Это, отвечает Том, Corpus Delicti,[31]здесь в несколько каламбурном смысле.
Откидывает край клеенки, которой застлан кассовый столик, позволяет мне увидеть в нише стола компьютер.
Вместо калькулятора нам служит, поясняет он, для расчетов с клиентурой. Конечно, это все равно что гонять на «боинге» куда-нибудь на угол, за куревом. Но здесь он все же в сохранности. А потом они снова его заберут.

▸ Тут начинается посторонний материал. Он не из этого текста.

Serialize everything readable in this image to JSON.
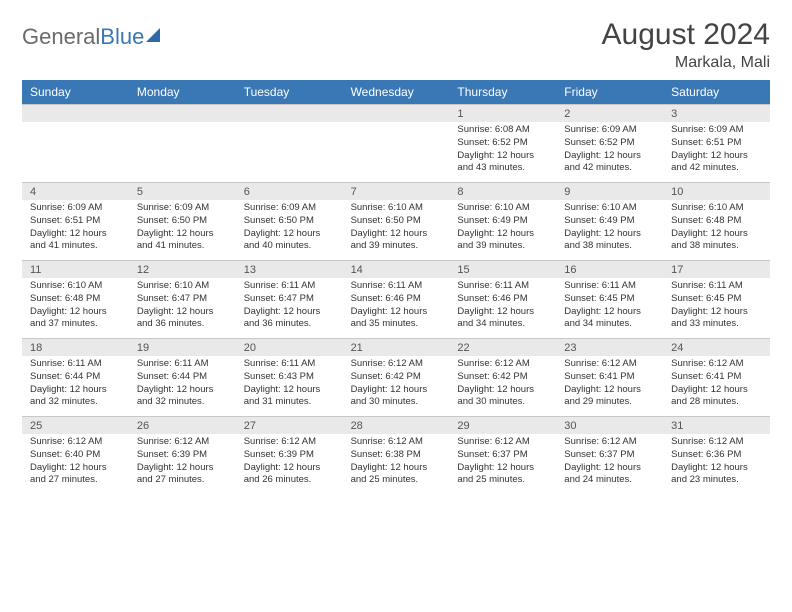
{
  "brand": {
    "part1": "General",
    "part2": "Blue"
  },
  "title": "August 2024",
  "location": "Markala, Mali",
  "colors": {
    "header_bg": "#3a78b5",
    "daynum_bg": "#e9e9e9",
    "page_bg": "#ffffff",
    "text": "#333333",
    "border": "#c8c8c8"
  },
  "day_headers": [
    "Sunday",
    "Monday",
    "Tuesday",
    "Wednesday",
    "Thursday",
    "Friday",
    "Saturday"
  ],
  "weeks": [
    [
      {
        "n": "",
        "sr": "",
        "ss": "",
        "dl": ""
      },
      {
        "n": "",
        "sr": "",
        "ss": "",
        "dl": ""
      },
      {
        "n": "",
        "sr": "",
        "ss": "",
        "dl": ""
      },
      {
        "n": "",
        "sr": "",
        "ss": "",
        "dl": ""
      },
      {
        "n": "1",
        "sr": "Sunrise: 6:08 AM",
        "ss": "Sunset: 6:52 PM",
        "dl": "Daylight: 12 hours and 43 minutes."
      },
      {
        "n": "2",
        "sr": "Sunrise: 6:09 AM",
        "ss": "Sunset: 6:52 PM",
        "dl": "Daylight: 12 hours and 42 minutes."
      },
      {
        "n": "3",
        "sr": "Sunrise: 6:09 AM",
        "ss": "Sunset: 6:51 PM",
        "dl": "Daylight: 12 hours and 42 minutes."
      }
    ],
    [
      {
        "n": "4",
        "sr": "Sunrise: 6:09 AM",
        "ss": "Sunset: 6:51 PM",
        "dl": "Daylight: 12 hours and 41 minutes."
      },
      {
        "n": "5",
        "sr": "Sunrise: 6:09 AM",
        "ss": "Sunset: 6:50 PM",
        "dl": "Daylight: 12 hours and 41 minutes."
      },
      {
        "n": "6",
        "sr": "Sunrise: 6:09 AM",
        "ss": "Sunset: 6:50 PM",
        "dl": "Daylight: 12 hours and 40 minutes."
      },
      {
        "n": "7",
        "sr": "Sunrise: 6:10 AM",
        "ss": "Sunset: 6:50 PM",
        "dl": "Daylight: 12 hours and 39 minutes."
      },
      {
        "n": "8",
        "sr": "Sunrise: 6:10 AM",
        "ss": "Sunset: 6:49 PM",
        "dl": "Daylight: 12 hours and 39 minutes."
      },
      {
        "n": "9",
        "sr": "Sunrise: 6:10 AM",
        "ss": "Sunset: 6:49 PM",
        "dl": "Daylight: 12 hours and 38 minutes."
      },
      {
        "n": "10",
        "sr": "Sunrise: 6:10 AM",
        "ss": "Sunset: 6:48 PM",
        "dl": "Daylight: 12 hours and 38 minutes."
      }
    ],
    [
      {
        "n": "11",
        "sr": "Sunrise: 6:10 AM",
        "ss": "Sunset: 6:48 PM",
        "dl": "Daylight: 12 hours and 37 minutes."
      },
      {
        "n": "12",
        "sr": "Sunrise: 6:10 AM",
        "ss": "Sunset: 6:47 PM",
        "dl": "Daylight: 12 hours and 36 minutes."
      },
      {
        "n": "13",
        "sr": "Sunrise: 6:11 AM",
        "ss": "Sunset: 6:47 PM",
        "dl": "Daylight: 12 hours and 36 minutes."
      },
      {
        "n": "14",
        "sr": "Sunrise: 6:11 AM",
        "ss": "Sunset: 6:46 PM",
        "dl": "Daylight: 12 hours and 35 minutes."
      },
      {
        "n": "15",
        "sr": "Sunrise: 6:11 AM",
        "ss": "Sunset: 6:46 PM",
        "dl": "Daylight: 12 hours and 34 minutes."
      },
      {
        "n": "16",
        "sr": "Sunrise: 6:11 AM",
        "ss": "Sunset: 6:45 PM",
        "dl": "Daylight: 12 hours and 34 minutes."
      },
      {
        "n": "17",
        "sr": "Sunrise: 6:11 AM",
        "ss": "Sunset: 6:45 PM",
        "dl": "Daylight: 12 hours and 33 minutes."
      }
    ],
    [
      {
        "n": "18",
        "sr": "Sunrise: 6:11 AM",
        "ss": "Sunset: 6:44 PM",
        "dl": "Daylight: 12 hours and 32 minutes."
      },
      {
        "n": "19",
        "sr": "Sunrise: 6:11 AM",
        "ss": "Sunset: 6:44 PM",
        "dl": "Daylight: 12 hours and 32 minutes."
      },
      {
        "n": "20",
        "sr": "Sunrise: 6:11 AM",
        "ss": "Sunset: 6:43 PM",
        "dl": "Daylight: 12 hours and 31 minutes."
      },
      {
        "n": "21",
        "sr": "Sunrise: 6:12 AM",
        "ss": "Sunset: 6:42 PM",
        "dl": "Daylight: 12 hours and 30 minutes."
      },
      {
        "n": "22",
        "sr": "Sunrise: 6:12 AM",
        "ss": "Sunset: 6:42 PM",
        "dl": "Daylight: 12 hours and 30 minutes."
      },
      {
        "n": "23",
        "sr": "Sunrise: 6:12 AM",
        "ss": "Sunset: 6:41 PM",
        "dl": "Daylight: 12 hours and 29 minutes."
      },
      {
        "n": "24",
        "sr": "Sunrise: 6:12 AM",
        "ss": "Sunset: 6:41 PM",
        "dl": "Daylight: 12 hours and 28 minutes."
      }
    ],
    [
      {
        "n": "25",
        "sr": "Sunrise: 6:12 AM",
        "ss": "Sunset: 6:40 PM",
        "dl": "Daylight: 12 hours and 27 minutes."
      },
      {
        "n": "26",
        "sr": "Sunrise: 6:12 AM",
        "ss": "Sunset: 6:39 PM",
        "dl": "Daylight: 12 hours and 27 minutes."
      },
      {
        "n": "27",
        "sr": "Sunrise: 6:12 AM",
        "ss": "Sunset: 6:39 PM",
        "dl": "Daylight: 12 hours and 26 minutes."
      },
      {
        "n": "28",
        "sr": "Sunrise: 6:12 AM",
        "ss": "Sunset: 6:38 PM",
        "dl": "Daylight: 12 hours and 25 minutes."
      },
      {
        "n": "29",
        "sr": "Sunrise: 6:12 AM",
        "ss": "Sunset: 6:37 PM",
        "dl": "Daylight: 12 hours and 25 minutes."
      },
      {
        "n": "30",
        "sr": "Sunrise: 6:12 AM",
        "ss": "Sunset: 6:37 PM",
        "dl": "Daylight: 12 hours and 24 minutes."
      },
      {
        "n": "31",
        "sr": "Sunrise: 6:12 AM",
        "ss": "Sunset: 6:36 PM",
        "dl": "Daylight: 12 hours and 23 minutes."
      }
    ]
  ]
}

Все это для меня китайская грамота, я не понимаю ни слова, да и неважно, Том стоит спиной ко мне, а я таращусь на тяжелую цепочку его портмоне и оттянутый вальтером гигантский задний карман. Чувствую, что завод у меня сейчас кончится, остро чувствую… Из-за того что он так гудит, говорит Том, Джесси вечно называла его…

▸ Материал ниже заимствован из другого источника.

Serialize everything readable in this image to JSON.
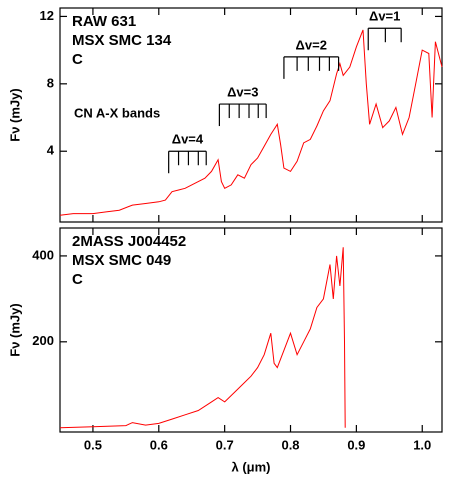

Когда он оборачивается передать мне пакет, я беру его захватом за плечи. Мой лоб стукается о его лоб, столкновение оглушает нас обоих, но вот «пушка» уже у меня в руке, и он пятится. Я выстрелю один-единственный раз — в него, в себя или в Шершу, — и больше всего мне хотелось бы выстрелить в себя, честное слово.

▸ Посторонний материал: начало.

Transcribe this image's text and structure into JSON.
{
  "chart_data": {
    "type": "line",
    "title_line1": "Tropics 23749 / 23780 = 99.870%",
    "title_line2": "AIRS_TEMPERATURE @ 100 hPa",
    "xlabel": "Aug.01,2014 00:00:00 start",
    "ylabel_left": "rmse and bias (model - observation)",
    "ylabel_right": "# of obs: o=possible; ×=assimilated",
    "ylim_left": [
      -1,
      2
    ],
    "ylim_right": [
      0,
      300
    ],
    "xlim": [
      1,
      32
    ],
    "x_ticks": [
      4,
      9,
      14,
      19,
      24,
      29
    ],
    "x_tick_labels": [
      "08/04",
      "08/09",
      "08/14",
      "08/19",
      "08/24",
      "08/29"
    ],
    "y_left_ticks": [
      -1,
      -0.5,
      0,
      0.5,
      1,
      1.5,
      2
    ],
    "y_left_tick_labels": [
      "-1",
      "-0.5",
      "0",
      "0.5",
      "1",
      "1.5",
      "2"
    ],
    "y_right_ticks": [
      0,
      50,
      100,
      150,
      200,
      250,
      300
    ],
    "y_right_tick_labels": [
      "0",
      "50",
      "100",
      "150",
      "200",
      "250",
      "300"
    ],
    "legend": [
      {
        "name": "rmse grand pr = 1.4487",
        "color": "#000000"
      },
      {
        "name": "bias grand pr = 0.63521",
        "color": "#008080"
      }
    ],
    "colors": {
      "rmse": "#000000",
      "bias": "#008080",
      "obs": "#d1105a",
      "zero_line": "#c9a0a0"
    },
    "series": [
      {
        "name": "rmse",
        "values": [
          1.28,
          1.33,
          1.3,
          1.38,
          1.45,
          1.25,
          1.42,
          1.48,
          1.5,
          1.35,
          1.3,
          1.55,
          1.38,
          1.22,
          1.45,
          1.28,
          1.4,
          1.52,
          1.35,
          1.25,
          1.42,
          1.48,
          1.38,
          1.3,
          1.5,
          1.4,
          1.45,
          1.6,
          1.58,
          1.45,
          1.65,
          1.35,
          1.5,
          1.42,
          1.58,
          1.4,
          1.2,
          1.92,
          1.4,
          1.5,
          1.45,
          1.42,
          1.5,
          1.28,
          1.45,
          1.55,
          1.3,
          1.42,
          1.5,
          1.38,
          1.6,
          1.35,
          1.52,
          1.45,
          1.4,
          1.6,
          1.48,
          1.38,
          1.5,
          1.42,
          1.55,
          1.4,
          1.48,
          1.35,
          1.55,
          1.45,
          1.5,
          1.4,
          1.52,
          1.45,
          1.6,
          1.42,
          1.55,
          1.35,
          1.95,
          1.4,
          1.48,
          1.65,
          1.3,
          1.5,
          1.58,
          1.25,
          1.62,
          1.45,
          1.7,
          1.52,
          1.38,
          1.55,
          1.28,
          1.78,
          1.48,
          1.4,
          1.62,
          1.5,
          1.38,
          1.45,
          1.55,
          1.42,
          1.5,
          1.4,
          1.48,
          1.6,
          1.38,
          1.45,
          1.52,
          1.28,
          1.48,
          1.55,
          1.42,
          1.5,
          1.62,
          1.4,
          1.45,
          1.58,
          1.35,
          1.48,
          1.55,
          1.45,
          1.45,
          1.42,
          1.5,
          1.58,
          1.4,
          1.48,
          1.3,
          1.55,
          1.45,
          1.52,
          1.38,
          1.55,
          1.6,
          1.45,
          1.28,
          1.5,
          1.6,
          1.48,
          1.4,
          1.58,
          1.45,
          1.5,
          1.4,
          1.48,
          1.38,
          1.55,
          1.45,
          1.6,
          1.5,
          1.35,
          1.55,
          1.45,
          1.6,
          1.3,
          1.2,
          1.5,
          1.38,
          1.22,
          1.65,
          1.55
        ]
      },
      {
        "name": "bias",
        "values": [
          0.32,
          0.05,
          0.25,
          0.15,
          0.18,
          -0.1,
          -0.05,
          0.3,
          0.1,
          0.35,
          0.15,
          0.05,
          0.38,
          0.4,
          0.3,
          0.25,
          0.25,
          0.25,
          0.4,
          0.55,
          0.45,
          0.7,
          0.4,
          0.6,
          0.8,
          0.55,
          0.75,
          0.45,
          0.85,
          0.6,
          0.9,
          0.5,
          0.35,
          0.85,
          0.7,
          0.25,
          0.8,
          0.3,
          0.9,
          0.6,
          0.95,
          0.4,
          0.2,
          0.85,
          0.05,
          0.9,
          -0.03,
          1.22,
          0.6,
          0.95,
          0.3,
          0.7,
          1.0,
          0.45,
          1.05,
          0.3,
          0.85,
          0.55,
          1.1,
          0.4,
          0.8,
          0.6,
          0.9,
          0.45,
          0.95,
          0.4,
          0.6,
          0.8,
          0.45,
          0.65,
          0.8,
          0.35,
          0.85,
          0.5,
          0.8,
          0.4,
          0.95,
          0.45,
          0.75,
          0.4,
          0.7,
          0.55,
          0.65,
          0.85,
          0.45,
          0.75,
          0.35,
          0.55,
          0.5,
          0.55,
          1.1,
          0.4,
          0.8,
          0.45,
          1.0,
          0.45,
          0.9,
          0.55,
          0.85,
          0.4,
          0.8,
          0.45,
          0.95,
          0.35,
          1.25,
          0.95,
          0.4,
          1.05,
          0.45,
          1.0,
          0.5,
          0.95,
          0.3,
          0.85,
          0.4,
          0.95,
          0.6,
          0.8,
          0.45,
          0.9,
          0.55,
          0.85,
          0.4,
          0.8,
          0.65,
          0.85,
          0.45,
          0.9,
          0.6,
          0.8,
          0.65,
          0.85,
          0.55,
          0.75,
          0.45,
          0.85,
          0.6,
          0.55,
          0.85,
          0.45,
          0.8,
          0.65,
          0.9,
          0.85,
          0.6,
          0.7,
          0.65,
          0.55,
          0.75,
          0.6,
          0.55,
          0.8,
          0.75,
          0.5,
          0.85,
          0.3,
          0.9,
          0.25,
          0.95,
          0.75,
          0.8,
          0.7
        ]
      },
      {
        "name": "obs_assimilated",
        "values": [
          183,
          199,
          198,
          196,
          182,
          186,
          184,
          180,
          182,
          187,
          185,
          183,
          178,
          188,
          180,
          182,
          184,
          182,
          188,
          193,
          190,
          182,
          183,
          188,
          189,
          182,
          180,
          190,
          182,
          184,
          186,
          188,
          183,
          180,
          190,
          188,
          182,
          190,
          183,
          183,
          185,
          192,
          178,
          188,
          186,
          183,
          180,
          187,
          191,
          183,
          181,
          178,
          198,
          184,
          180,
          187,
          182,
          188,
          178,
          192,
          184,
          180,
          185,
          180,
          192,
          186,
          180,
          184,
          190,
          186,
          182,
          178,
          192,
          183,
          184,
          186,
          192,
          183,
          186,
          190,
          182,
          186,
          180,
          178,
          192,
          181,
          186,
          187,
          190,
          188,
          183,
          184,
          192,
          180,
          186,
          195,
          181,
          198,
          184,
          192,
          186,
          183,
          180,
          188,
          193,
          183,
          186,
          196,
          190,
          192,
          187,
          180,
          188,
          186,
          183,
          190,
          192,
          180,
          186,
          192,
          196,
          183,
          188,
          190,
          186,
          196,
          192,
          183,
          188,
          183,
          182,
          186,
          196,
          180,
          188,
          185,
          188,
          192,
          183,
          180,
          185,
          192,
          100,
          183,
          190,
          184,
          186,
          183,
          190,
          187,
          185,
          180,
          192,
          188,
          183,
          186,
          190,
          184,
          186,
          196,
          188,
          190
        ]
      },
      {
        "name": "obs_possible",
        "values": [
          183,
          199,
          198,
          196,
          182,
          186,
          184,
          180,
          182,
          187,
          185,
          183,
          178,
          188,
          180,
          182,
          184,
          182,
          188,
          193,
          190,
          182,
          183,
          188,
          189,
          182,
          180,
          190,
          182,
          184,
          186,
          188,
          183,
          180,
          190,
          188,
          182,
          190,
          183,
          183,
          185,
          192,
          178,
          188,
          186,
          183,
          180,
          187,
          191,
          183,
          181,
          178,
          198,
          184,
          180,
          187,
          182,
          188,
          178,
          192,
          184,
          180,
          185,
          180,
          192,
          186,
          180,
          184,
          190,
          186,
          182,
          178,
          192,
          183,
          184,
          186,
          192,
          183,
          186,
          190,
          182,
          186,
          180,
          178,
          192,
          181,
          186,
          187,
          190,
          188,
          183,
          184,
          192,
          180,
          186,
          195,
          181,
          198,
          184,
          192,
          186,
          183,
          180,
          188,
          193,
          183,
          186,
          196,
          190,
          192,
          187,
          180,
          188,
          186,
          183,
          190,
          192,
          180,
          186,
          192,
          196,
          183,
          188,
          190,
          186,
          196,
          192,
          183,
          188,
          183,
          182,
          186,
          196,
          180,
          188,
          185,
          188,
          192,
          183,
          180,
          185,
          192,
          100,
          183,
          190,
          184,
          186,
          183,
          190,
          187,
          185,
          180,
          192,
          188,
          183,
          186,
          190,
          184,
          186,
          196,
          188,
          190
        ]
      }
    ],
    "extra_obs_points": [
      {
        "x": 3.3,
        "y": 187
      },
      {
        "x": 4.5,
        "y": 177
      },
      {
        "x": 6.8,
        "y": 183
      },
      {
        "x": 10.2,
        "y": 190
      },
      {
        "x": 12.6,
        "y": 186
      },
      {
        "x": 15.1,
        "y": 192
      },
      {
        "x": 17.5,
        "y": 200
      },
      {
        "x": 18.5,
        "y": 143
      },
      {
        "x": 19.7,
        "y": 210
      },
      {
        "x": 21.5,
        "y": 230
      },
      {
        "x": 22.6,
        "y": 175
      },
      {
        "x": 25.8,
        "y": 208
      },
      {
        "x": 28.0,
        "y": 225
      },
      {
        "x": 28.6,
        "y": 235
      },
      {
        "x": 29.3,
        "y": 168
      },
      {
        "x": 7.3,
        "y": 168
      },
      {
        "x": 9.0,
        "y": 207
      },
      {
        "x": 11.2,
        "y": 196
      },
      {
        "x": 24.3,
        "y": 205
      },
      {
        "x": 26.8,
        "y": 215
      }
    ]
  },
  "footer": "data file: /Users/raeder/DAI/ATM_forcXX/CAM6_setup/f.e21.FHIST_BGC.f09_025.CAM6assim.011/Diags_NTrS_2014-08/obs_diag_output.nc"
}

Слишком задираю ствол, вспомнив при этом о Кларе, охотившейся со спреем на паука, вспомнив о Джесси и трости на балконе в квартире Герберта, вспомнив о себе самом и о телефонной трубке в лейпцигском офисе, когда грянул выстрел, разнесший ей голову, вспомнив о многих вещах одновременно и сразу.
Промах. Листовое стекло витрины распадается на куски, как при замедленной киносъемке, с воем срабатывает сигнализация, в моем здоровом ухе свистит, в глухом тоже. Роняю вальтер, вижу обескураженную физиономию Тома-звукооператора и в тот самый момент, когда уже выпрыгиваю на улицу сквозь разбитую витрину, замечаю коробку с трехцветными авторучками, желто-красно-синими, рекламный подарок посетителям в ящике у дверей. Чуть не падаю с ног, поскользнувшись на битом стекле. Статуя, неповрежденная и неуязвимая, высится на пьедестале, ее улыбка врезается мне в память, врезается раз и навсегда. Плотней прихватываю под локтем сверток с картинами и пускаюсь бегом, бегом, бегом.